McMillan noted polls show 42 per cent of Canadians identify themselves as industry supporters, while industry opponents are three times as likely to speak out against it.
McMillan said education without action is just trivia.
“My ask of this group today and every group I talk to is we all have a stake in this,” he said.
He noted the industry can’t just leave it up to CAPP to run ad campaigns to be successful.
“All of us need to be talking to our friends, our families, we need to be on Facebook and Twitter and be unapologetically proud of our industry,” he said.
Canada’s energy industry employs more than 550,000 people and it contributes $18 billion to governments across the nation to fund services such as public education, healthcare and social programs.
In Alberta, the industry has contributed more than $105 million to the provincial government during the past 10 years.
In Saskatchewan, the energy industry generated 38,000 direct and indirect jobs in 2014 alone.
“It’s a very important industry to our country,” said McMillan.
“It has some big challenges ahead of it, but ones that I think as an industry and a nation we’re up for.”
McMillan noted the oil and gas industry is heading into 2016 with an over supply of oil, low commodity prices and low cash flows.
He said the volume of oil in storage in North America and around the world is almost at record levels — and that’s reflected in low global prices for oil.
He said this obviously is a very challenging time for the upstream industry that CAPP represents, but he added the industry has been through low price cycles before.
Historically, McMillan said, producers come out of them stronger than going into them.
“Today we are seeing 2016 starting off with the low price of commodities and some challenges on market access (pipelines) which aren’t going away without a lot of work,” he said.
Outstanding issues include an ongoing royalty review in Alberta and dealing with a variety of increased costs that need to be resolved for success in the long term.
McMillan said the industry will need to look at how it can be efficient, more effective and utilize new and better technology and partner with service providers.
“I think there should be no rock that should be left unturned at this point if we want to be successful in the long term,” he said.
He noted the industry had challenges at $90 a barrel for oil that were left unresolved.
“At $40 or $37 where it is today, we cannot afford to leave these challenges unresolved,” he said.

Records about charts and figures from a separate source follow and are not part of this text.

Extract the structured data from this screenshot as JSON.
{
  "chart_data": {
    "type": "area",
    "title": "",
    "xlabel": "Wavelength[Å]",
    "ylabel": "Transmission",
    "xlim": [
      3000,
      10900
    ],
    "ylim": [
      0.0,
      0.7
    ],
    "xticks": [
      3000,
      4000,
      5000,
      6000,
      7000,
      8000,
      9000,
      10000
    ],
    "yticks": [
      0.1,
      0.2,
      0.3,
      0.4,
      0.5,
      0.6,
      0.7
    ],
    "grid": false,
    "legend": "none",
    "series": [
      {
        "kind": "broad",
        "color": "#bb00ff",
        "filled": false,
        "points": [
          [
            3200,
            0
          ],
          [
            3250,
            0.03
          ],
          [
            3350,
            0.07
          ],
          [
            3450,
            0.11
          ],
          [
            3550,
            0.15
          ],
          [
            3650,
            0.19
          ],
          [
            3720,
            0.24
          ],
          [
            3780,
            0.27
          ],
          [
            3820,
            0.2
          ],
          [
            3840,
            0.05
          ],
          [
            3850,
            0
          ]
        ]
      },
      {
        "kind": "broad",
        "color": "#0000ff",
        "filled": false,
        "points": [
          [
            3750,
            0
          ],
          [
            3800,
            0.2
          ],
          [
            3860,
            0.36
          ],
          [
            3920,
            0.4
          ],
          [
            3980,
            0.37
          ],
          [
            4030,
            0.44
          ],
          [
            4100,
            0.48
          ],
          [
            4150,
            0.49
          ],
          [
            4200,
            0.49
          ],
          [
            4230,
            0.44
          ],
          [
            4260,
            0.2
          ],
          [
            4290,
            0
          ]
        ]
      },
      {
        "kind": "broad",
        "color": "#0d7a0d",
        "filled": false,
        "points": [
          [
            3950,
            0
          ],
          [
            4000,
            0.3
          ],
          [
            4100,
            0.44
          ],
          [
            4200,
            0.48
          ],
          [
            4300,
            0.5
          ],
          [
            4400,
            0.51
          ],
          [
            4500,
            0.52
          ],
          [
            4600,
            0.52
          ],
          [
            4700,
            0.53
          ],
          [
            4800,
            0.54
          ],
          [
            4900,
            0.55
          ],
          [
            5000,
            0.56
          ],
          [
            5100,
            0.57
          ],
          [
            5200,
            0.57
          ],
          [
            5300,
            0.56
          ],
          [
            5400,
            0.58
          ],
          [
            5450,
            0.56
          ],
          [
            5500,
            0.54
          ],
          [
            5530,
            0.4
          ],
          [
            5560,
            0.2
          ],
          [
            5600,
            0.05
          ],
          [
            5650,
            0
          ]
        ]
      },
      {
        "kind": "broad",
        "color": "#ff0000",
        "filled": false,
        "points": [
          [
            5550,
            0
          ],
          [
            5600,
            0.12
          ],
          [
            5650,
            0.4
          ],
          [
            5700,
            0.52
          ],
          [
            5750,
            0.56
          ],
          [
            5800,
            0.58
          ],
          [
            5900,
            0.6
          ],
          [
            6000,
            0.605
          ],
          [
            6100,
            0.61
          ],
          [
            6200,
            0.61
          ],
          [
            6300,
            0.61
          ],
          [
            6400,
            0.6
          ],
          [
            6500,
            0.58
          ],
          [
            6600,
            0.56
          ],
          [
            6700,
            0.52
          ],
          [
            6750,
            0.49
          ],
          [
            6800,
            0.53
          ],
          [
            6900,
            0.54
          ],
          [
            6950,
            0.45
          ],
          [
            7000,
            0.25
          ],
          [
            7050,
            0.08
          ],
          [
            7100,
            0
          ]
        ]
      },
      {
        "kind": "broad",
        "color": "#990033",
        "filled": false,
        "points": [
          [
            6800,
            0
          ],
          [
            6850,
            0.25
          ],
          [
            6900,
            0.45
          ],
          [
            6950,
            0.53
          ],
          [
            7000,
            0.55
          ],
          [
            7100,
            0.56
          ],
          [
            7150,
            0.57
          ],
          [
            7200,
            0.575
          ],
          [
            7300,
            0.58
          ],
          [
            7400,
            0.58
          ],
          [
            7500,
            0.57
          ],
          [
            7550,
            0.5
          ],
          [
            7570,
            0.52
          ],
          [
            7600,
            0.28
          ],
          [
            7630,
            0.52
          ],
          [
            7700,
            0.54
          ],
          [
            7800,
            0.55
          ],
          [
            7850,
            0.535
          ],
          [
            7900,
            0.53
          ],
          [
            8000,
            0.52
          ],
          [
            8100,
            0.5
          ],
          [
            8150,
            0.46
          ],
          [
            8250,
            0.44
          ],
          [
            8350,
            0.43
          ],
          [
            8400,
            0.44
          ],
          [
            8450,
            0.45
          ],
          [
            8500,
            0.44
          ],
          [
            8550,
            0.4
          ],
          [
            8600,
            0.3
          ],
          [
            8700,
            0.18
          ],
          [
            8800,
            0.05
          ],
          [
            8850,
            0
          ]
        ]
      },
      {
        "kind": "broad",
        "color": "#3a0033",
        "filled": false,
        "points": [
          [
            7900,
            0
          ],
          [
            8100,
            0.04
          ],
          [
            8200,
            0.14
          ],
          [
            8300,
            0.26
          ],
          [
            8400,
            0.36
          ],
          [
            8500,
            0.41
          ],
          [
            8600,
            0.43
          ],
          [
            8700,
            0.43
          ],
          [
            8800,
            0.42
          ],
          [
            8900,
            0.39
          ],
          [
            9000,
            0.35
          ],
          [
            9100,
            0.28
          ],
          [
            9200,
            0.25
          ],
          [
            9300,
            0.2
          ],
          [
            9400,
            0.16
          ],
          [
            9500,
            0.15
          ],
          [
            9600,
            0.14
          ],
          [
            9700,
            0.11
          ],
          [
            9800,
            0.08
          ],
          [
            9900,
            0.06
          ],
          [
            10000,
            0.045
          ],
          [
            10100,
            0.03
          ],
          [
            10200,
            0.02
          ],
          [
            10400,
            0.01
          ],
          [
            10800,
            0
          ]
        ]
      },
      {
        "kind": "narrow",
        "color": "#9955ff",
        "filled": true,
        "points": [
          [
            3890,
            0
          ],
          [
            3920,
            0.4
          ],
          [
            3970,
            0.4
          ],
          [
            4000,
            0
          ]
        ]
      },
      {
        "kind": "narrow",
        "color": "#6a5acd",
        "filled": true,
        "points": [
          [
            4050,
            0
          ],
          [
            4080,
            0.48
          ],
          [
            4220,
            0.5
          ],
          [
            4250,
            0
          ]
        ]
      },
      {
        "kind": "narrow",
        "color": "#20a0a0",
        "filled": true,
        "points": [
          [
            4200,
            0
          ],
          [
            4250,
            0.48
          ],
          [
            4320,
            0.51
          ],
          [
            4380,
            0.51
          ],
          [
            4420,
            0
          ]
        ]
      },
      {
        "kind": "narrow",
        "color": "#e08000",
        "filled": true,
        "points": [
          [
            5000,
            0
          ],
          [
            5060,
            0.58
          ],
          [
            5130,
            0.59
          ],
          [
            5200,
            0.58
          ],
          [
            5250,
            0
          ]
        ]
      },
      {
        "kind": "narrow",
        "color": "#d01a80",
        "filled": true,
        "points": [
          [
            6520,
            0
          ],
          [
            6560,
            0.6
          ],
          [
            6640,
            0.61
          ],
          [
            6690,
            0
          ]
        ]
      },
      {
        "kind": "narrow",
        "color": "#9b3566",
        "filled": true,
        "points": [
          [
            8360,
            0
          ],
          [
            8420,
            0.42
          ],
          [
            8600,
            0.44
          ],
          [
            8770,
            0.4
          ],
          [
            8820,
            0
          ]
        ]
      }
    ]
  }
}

He said market access is one to easily recognize and understand — getting pipelines to new markets adding there are many other ways in which the industry needs to address our role in the Candian economy.
He said issues in Alberta such as corporate income tax hikes, the royalty review and the carbon file have all led to higher costs for Canadian producers.
McMillan spoke as an energy citizen himself about the impact of dealing with climate change on the industry.
“In Canada we have had some of the most stringent regulatory frameworks in the world” he said.
“We have been leaders on the climate file over all of our competitors.”
He cited evolving regulations on venting and flaring as an example.
“We see that position being incrementally increased,” he said.
“My hope would be Canada is not doing this on its own.”
McMillan noted Canada produces just two per cent of global emissions of which just a fraction come from the oil and gas industry.
Alberta’s new carbon pricing approach will cover 78 to 90 per cent of emissions in the province.
A carbon price will be applied across all sectors, starting at $20 per tonne on Jan. 1, 2017 and moving to $30 per tonne on Jan. 1, 2018.
McMillan said the U.S. is not putting a carbon price on their producers.
“They’re not putting on the stringent regulations we have,” he said.
McMillan said he attended the recent Paris climate change discussions to ensure Canada was appropriately represented.